Posted: Wed Feb 05, 2025 10:58 am
by rakhirhif8963
The scale of the problem is real. According to Verizon’s 2024 Data Breach Investigations report, stolen credentials were used in 77% of attacks on core web applications. Google Cloud’s 2023 Threat Horizons Report found that 86% of breaches involved stolen credentials.

“We need to move to an identity-centric security culture,” says Akif Khan, a vice president and analyst at Gartner who specializes in IAM. “If you don’t identify your users, it’s hard to provide any security. If you don’t know who’s accessing your systems, how do you know whether they should be accessing them or not?”

In his view, IAM is replacing the old idea that organizations should have a secure perimeter. The risks of relying solely on perimeter security are clear. In June this year, the Ticketmaster and Santander data breaches were linked to unsecured Snowflake cloud accounts.

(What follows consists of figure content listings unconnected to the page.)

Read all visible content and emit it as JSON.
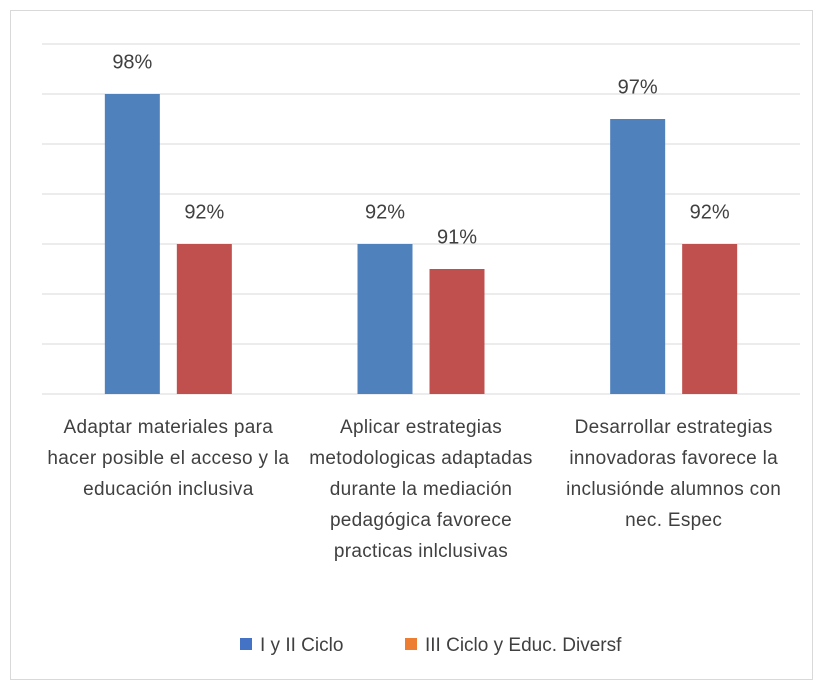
{
  "chart_data": {
    "type": "bar",
    "categories": [
      "Adaptar materiales para hacer posible el acceso y  la educación inclusiva",
      "Aplicar estrategias metodologicas adaptadas durante la mediación pedagógica favorece practicas inlclusivas",
      "Desarrollar estrategias innovadoras favorece la inclusiónde alumnos con nec. Espec"
    ],
    "series": [
      {
        "name": "I y II Ciclo",
        "color": "#4f81bd",
        "legend_color": "#4472c4",
        "values": [
          98,
          92,
          97
        ],
        "value_labels": [
          "98%",
          "92%",
          "97%"
        ]
      },
      {
        "name": "III Ciclo y Educ. Diversf",
        "color": "#c0504d",
        "legend_color": "#ed7d31",
        "values": [
          92,
          91,
          92
        ],
        "value_labels": [
          "92%",
          "91%",
          "92%"
        ]
      }
    ],
    "ylim": [
      86,
      100
    ],
    "yticks": [
      86,
      88,
      90,
      92,
      94,
      96,
      98,
      100
    ],
    "grid": true
  }
}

goes hand in hand with effective identity management and initiatives like zero trust. But because zero trust requires significant, long-term investment, CIOs and CISOs should also improve existing credential protection and move to risk-based approaches to identity.

This is driving organizations to move toward policy-based and risk-adaptive access control systems. These systems allow companies to enforce MFA if an action is deemed high-risk, or block it altogether. But this depends on the organization having a clear IAM strategy.

“Lay the foundations to ensure clear visibility and control over who has access to your resources,” Swalling recommends. “Make sure identities are in order. Combining this with robust privileged access management, possibly using automation and machine learning, will simplify and improve administrative tasks and reduce user frustration.”

Frustrated users are ripe targets, agrees belgium mobile database Mustafa, Cisco's EMEA identity solutions manager, and very real targets for attacks against MFA.

Zero trust
Cisco is a proponent of the zero-trust security model, but Mustafa admits that few organizations have fully deployed it.

Cisco research found that 86% of enterprises have started using a zero trust model, but only 2% say they have reached maturity. Complexity and inconsistent user experiences are among the barriers.

“The principle at work here is: ‘Trust no one, verify everyone,’” says Mustafa. “The only way to implement a zero trust policy is to constantly verify all users, devices, and applications at all times and anywhere, inside or outside a given network.” This includes deploying MFA, least-privilege access, and micro-segmentation.